Sanlı: Evet mesela 2015’de çıkardığımız şarkılarla şu an yaptıklarımızın hiç bir alakası yok. Tabi ki aynı türün alt segmentlerini yapmışız ama yan yana koyduğunuzda o sound ile bu sound uyuşmuyor. 10 sene sonra yine böyle bir şey yaşayabiliriz. Müzik değişecek, dünya değişecek. Çok kapalı değiliz yeni şeylere.

Başka sanatçılarla ortak çalışmalar olacağını söylemiştiniz. İsimler belirli mi?

Anıl: Bir sonraki çıkaracağımız şarkıda çok güzel bir klarnet bölümü var. Hüsnü Şenlendirici’nin bize eşlik etmesini çok istiyoruz. Prensipte anlaştık gibi bir şey.
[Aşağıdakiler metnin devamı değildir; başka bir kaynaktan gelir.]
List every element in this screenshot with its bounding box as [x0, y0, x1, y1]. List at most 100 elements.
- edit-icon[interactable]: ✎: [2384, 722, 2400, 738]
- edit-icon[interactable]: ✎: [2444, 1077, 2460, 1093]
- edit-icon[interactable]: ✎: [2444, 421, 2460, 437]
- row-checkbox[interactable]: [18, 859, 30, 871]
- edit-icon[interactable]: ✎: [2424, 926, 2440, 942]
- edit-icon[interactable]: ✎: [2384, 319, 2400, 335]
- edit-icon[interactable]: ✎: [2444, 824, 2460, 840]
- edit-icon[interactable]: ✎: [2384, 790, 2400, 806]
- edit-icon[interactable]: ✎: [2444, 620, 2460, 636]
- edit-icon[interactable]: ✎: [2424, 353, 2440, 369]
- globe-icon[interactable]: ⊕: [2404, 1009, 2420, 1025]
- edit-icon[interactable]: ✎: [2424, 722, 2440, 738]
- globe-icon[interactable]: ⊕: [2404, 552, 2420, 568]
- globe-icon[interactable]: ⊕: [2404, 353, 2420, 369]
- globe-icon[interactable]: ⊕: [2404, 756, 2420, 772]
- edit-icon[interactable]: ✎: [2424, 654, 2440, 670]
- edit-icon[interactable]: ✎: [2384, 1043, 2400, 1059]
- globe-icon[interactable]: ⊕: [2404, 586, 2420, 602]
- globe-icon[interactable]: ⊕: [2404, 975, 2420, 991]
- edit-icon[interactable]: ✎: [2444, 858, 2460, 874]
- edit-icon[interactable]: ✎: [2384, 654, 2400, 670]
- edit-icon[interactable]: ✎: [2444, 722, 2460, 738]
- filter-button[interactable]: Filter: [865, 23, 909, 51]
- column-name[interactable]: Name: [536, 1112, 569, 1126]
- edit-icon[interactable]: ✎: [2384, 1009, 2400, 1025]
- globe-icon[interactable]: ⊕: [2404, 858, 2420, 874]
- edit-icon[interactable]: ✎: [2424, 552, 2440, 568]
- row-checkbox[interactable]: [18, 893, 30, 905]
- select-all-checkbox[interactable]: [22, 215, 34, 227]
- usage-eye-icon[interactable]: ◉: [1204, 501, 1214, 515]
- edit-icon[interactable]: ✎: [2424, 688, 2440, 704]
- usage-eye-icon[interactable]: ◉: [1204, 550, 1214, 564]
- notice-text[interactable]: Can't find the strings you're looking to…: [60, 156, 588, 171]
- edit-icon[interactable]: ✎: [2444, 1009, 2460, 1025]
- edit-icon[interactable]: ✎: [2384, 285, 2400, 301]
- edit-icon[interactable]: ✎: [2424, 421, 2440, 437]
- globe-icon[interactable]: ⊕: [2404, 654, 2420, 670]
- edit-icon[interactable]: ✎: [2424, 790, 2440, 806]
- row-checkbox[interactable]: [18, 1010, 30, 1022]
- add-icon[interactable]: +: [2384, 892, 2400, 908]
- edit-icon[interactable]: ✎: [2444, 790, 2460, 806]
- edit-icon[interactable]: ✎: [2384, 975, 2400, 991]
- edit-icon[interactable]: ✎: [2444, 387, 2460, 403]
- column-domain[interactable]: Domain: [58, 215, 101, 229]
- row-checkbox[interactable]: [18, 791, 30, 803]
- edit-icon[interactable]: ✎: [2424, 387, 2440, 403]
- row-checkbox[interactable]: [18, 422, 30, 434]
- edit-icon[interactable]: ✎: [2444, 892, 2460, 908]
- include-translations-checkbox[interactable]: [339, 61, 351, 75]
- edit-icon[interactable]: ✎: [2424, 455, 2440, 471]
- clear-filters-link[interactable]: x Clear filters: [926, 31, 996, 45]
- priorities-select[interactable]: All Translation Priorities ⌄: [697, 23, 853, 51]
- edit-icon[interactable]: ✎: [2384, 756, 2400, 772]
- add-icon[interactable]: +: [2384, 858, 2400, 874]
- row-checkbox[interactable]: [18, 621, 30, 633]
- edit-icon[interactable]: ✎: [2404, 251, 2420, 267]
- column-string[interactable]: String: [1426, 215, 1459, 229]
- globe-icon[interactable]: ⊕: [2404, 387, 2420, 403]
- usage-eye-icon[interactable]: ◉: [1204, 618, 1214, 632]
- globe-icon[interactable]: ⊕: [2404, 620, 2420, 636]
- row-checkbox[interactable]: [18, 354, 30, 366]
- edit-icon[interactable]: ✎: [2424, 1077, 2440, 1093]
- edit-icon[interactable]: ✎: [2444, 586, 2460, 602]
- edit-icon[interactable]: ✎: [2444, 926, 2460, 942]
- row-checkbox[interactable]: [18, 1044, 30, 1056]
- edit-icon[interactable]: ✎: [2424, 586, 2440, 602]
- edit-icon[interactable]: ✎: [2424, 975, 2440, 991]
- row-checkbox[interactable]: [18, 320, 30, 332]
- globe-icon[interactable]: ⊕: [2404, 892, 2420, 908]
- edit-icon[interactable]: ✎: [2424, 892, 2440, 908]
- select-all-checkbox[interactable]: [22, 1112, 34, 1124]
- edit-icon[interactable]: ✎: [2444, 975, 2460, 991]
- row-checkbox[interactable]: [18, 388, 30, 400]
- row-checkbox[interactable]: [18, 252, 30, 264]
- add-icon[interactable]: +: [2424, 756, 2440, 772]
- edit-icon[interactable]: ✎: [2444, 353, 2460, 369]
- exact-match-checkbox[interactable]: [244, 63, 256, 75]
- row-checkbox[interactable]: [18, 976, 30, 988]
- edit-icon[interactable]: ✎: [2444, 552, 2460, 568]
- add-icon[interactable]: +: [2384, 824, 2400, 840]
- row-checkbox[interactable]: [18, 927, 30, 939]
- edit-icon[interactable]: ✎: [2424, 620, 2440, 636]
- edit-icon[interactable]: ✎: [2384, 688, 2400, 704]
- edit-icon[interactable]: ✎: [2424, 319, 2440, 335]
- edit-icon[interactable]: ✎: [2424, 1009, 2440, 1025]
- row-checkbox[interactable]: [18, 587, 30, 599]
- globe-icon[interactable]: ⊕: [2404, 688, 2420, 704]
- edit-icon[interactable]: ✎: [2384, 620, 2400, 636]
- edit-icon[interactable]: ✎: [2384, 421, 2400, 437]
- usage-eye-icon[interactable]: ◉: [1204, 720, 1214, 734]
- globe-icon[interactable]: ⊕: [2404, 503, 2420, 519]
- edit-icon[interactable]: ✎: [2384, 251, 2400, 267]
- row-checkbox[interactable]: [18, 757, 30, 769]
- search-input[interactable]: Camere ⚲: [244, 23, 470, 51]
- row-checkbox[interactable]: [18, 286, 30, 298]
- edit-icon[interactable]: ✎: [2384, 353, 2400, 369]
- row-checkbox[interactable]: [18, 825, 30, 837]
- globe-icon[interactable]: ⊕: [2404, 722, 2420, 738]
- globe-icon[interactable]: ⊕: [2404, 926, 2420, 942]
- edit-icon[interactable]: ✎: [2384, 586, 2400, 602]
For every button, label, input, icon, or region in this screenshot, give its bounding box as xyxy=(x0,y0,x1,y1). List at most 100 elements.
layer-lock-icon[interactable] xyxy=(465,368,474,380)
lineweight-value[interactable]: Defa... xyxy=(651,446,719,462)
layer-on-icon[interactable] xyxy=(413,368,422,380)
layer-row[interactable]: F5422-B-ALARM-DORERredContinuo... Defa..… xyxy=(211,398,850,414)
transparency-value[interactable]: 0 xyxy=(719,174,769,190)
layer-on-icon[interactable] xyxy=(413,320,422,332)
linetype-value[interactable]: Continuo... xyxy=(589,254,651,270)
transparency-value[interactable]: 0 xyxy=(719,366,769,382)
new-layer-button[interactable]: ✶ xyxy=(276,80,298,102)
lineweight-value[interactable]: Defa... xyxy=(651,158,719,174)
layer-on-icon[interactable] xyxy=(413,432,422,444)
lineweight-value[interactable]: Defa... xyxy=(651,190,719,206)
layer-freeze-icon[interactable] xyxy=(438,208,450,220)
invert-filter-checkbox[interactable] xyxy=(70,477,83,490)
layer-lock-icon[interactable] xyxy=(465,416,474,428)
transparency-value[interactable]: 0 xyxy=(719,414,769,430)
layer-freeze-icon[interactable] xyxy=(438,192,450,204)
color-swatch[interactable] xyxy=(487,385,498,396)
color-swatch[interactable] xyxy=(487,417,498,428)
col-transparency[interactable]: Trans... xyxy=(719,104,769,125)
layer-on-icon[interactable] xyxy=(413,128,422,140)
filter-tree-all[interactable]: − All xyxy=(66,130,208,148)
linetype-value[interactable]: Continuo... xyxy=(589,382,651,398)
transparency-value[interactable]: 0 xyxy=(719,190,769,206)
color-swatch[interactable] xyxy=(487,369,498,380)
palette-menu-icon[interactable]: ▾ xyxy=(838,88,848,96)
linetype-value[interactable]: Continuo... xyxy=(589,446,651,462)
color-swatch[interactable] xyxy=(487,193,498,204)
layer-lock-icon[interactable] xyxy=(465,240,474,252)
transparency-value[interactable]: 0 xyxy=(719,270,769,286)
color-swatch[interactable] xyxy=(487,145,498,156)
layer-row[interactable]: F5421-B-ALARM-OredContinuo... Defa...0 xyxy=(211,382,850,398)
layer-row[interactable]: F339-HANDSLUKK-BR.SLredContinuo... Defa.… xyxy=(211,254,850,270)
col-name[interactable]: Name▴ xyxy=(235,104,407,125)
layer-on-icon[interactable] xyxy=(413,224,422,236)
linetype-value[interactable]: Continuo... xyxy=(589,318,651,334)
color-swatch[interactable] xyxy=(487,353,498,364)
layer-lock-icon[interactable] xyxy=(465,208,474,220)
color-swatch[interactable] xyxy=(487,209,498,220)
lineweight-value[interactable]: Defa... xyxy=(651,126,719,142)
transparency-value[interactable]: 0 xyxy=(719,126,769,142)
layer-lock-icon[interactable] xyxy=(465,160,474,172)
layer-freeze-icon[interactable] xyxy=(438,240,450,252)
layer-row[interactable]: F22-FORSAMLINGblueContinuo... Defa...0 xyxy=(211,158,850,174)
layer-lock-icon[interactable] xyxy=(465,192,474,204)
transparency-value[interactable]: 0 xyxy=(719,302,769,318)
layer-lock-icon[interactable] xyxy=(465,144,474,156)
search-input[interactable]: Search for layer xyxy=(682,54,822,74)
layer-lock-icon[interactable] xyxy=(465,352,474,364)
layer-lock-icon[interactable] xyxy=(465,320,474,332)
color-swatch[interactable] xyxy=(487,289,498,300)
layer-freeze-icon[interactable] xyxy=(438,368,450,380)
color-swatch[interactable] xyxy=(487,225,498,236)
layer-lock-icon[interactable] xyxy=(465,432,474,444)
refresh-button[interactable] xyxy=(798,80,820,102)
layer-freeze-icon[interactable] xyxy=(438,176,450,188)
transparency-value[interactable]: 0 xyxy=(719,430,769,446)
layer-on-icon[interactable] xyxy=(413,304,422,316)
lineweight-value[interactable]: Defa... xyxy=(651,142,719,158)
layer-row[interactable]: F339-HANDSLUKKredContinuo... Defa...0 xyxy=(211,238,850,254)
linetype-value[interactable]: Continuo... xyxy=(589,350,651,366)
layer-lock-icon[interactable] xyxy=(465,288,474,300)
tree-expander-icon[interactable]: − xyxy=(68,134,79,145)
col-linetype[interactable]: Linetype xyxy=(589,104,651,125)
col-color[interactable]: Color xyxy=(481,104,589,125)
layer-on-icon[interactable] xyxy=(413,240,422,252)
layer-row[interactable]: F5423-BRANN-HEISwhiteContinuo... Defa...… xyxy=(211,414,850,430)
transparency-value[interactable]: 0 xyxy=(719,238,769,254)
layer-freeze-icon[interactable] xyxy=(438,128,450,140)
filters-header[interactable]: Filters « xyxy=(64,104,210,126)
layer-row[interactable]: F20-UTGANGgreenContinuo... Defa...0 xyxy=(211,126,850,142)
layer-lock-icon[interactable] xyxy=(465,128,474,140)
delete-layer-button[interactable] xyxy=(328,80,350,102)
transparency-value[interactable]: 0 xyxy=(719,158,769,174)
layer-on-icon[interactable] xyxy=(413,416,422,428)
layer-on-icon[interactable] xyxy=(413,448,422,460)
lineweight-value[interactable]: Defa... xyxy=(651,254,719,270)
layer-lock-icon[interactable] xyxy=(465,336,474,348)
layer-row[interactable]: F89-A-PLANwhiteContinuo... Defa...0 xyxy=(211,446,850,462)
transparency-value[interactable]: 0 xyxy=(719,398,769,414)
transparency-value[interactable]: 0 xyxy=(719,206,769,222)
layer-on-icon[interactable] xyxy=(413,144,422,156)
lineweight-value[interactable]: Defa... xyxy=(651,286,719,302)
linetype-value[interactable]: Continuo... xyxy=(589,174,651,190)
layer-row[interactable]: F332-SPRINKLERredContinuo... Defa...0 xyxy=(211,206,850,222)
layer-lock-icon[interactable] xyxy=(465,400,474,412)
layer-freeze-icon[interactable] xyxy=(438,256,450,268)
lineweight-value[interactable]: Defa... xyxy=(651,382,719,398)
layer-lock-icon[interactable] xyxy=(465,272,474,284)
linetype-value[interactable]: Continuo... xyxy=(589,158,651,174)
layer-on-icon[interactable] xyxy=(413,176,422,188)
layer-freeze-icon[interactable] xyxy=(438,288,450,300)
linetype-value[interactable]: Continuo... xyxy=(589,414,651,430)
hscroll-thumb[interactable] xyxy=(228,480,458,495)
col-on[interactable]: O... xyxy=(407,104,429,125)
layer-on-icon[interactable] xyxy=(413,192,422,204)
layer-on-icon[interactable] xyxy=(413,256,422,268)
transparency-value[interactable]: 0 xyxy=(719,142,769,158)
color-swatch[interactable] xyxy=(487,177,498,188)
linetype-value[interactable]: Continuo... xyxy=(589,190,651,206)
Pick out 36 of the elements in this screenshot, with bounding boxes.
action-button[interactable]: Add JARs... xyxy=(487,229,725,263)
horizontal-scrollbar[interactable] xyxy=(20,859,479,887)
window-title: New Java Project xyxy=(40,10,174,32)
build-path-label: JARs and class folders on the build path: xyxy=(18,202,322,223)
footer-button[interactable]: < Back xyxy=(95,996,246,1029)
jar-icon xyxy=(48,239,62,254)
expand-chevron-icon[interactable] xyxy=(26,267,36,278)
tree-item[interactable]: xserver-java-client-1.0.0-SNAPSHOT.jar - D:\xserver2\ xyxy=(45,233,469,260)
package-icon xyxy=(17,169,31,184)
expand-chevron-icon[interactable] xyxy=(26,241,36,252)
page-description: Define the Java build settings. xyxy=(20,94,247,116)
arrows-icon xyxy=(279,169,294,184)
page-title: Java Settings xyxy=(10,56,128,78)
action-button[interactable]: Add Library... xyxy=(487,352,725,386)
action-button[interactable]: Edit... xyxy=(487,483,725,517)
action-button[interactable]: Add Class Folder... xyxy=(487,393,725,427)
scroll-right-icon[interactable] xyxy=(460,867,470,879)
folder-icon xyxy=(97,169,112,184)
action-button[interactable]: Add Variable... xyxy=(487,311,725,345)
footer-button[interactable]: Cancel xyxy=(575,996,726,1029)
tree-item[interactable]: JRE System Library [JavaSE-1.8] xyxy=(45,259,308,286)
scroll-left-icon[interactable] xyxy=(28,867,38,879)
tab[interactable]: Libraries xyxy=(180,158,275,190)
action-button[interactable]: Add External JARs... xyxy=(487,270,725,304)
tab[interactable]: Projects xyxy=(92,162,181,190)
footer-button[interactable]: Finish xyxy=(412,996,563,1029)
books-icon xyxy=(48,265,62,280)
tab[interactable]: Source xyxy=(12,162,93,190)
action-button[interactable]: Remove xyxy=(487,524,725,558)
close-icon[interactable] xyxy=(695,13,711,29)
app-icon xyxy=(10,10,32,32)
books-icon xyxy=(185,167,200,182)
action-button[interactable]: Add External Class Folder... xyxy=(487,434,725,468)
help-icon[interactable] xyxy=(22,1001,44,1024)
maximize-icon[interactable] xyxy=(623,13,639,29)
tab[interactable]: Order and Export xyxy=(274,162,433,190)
Hakkınızda yanlış bilinen şeyler neler?

Burak: Kocaelili değiliz mesela.

Kaan: İlk şarkımız ‘Seni Dert Etmeler’ değil.

Anıl: Biz bir grubuz. Genelde Madrigal adam diyorlar. Tek kişi sanıyorlar ama 5 kişiyiz. Hala yorumlarda görüyorum bunu.

Burak: Evet gittiğimiz bir kaç yerde ‘Madrigal hanginiz?’ diye soran olmuştu.

Grup dışında ileride bireysel çalışma yapmak isteyen var mı?

Anıl: Daha rahat, daha özgür, kafama göre beste yapabilmek için solo single ve albüm olabilir diye düşünüyorum.

Burak: Ben hali hazırda solo yapıyorum ve projeyi devam ettirmeyi düşünüyorum. Kendi yaptığım şey bambaşka bir sound. Popüler kitleye hitap edecek bir şey değil. Soundtrack havasında, daha chill, az sözlü şarkılar.

Sanlı: Solo çalışmayı daha büyük, popüler bir şey yapmak niyetiyle değil ama yan proje olarak amatör ruhumu doyurmak için isterim. Madrigal’in profesyonel olarak geldiği nokta bazen benim içimdeki amatör hissi rahatsız ediyor. O yüzden vakit bulursam bunu yapmak isterim. Eskiden barlarda konserden sonra sahneden inip, seyirci arasına karışır dans ederdik. Şimdi bir konser bitimi bizi apar topar kaçırıyorlar, çünkü izdiham oluyor. Ben o özgürlüğü özledim. Bir proje yaparsam o ruhu yakalamak için yaparım.

Kaan: Benim hiç öyle bir planım yok. Madrigal’le devam. Bas gitara ihtiyacınız olursa destek veririm.

 

Not: Grup üyelerinden Ceyhun Kaan Karakaş yurtdışında olduğundan röportaja katılamadı.